The company’s board has set a real growth rate of 8% a year for the next five years off an earnings base of R383m.

The planned investment is meant to prepare Omnia for higher demand in its respective markets.

Omnia has three distinct businesses — chemicals, mining and agriculture.

Commenting in the company’s latest annual report, Crosse said: “New growth opportunities beyond SA will be identified to increase the foreign income streams that play a valuable role in balancing Omnia’s business profile.”

The group said that while it expected the downturn to continue to depress some sectors served by the chemicals business, sales volumes were likely to increase this financial year.

In the past financial year, the chemicals business, which manufactures and distributes chemicals and polymers in southern and eastern Africa, took strain from a collapse of prices in the second half.

Omnia said the prices had since risen and, in some cases, recovered to 2007 levels.

The prices in rand terms had since stabilised but were “still subject to fluctuations”, it said.

Crosse said the chemicals business had made progress in its plan to expand business and geographic reach, in order to counter the effect of the economic downturn.

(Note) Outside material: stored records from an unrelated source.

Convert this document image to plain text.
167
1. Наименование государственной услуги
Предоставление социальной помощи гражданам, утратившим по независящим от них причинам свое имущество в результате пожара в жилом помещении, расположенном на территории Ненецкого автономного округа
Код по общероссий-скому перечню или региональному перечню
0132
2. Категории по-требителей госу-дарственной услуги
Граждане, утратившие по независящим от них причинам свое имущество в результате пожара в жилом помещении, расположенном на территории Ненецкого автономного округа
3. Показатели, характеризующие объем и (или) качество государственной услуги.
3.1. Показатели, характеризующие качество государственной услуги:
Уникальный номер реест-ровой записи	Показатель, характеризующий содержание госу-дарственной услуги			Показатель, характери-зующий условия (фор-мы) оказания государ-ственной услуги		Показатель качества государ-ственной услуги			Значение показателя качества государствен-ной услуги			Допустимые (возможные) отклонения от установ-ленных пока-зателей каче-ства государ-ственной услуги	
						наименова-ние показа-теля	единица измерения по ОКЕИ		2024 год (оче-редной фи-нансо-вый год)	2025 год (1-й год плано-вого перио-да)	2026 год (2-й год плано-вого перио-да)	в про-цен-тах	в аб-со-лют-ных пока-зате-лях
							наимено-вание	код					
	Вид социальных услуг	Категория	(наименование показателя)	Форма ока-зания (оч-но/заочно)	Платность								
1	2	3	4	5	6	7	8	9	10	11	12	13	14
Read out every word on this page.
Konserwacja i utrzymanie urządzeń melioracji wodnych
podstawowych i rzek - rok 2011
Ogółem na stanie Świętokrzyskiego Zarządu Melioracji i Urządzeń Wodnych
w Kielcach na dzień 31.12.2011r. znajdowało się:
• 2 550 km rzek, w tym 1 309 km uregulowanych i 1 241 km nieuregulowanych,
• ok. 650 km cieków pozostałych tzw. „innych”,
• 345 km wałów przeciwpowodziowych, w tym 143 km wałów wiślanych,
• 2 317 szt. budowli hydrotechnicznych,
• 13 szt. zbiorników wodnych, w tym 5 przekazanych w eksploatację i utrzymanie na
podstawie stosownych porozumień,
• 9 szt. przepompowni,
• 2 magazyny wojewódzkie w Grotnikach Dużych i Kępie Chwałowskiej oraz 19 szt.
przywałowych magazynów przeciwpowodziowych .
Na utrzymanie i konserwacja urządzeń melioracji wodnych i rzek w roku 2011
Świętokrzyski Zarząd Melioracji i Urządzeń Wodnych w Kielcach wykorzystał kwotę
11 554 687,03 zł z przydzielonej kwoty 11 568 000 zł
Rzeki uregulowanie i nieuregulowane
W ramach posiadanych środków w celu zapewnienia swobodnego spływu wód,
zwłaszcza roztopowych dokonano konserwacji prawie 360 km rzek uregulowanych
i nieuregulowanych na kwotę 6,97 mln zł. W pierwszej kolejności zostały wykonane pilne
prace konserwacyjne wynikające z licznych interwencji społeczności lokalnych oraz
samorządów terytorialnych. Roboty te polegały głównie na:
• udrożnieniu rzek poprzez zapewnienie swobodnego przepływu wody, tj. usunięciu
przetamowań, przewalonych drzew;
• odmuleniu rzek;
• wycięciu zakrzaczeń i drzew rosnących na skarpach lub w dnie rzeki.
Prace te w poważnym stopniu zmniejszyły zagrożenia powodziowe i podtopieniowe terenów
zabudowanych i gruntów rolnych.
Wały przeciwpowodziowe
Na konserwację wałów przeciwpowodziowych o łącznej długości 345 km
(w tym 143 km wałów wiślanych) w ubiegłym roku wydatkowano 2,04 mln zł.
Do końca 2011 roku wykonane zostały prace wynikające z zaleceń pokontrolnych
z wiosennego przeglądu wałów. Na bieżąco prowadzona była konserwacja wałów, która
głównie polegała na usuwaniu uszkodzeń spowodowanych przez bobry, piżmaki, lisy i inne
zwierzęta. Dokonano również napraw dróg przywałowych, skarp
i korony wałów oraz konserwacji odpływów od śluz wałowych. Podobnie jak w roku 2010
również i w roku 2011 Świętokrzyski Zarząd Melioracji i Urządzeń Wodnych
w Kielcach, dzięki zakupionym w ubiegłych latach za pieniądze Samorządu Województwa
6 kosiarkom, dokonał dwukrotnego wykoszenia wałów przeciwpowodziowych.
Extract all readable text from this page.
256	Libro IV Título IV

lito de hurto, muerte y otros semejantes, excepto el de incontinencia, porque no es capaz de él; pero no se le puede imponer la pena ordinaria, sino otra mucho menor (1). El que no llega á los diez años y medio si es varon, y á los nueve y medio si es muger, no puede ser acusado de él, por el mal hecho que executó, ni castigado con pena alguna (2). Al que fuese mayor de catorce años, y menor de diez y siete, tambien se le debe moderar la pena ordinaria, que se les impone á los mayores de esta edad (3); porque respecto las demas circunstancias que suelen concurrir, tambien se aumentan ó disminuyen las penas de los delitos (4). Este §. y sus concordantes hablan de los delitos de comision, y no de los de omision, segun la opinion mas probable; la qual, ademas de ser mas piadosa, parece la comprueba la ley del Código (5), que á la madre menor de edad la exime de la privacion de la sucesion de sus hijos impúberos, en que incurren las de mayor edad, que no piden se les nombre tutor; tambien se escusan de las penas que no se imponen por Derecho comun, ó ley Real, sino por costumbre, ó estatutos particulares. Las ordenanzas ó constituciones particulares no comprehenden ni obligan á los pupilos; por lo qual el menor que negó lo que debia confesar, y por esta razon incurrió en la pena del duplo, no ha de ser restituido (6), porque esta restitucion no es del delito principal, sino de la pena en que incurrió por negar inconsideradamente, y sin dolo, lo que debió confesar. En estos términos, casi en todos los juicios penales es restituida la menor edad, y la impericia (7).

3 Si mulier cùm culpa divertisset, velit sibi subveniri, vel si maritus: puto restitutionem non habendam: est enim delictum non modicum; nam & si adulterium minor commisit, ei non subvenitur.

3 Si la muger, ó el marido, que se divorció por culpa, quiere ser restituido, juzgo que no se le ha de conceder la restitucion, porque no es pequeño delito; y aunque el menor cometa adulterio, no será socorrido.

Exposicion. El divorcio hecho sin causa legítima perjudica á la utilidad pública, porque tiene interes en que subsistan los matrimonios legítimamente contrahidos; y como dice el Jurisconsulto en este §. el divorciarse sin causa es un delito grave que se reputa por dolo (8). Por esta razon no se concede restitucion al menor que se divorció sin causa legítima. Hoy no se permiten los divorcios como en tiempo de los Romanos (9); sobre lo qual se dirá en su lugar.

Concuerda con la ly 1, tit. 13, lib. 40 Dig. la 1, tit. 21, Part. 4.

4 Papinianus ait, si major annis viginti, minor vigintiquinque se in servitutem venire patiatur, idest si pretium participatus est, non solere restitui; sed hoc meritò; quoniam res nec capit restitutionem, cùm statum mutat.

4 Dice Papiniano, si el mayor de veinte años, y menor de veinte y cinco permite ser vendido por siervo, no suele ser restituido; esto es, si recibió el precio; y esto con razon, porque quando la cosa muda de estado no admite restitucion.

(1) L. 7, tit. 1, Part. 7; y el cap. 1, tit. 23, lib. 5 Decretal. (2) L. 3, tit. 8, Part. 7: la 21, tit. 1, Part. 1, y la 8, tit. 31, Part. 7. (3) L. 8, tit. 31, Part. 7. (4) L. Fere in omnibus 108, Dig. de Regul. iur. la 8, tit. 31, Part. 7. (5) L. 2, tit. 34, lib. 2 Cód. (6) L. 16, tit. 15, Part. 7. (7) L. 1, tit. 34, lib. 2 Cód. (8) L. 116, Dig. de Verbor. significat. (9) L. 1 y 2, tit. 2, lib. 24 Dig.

With the acquisition of Nairobi, Kenya- based polymer distributor Highchem Industries, the Protea Polymer business had expanded to Kenya and Uganda.

Highchem had exclusive distribution rights from major polymer producers, Omnia said.

Omnia MD Rod Humphris said Highchem would be merged with the company’s Tanzanian polymer business, “and will result in Omnia representing (petrochemicals group) Sasol as a distributor of their products across the region”.

Crosse said the chemicals division would open an office in China in the new financial year that “will focus on strengthening relationships with suppliers”.

It was also expected that a presence on the ground in China would enhance the division’s ability to diversify its supplier base.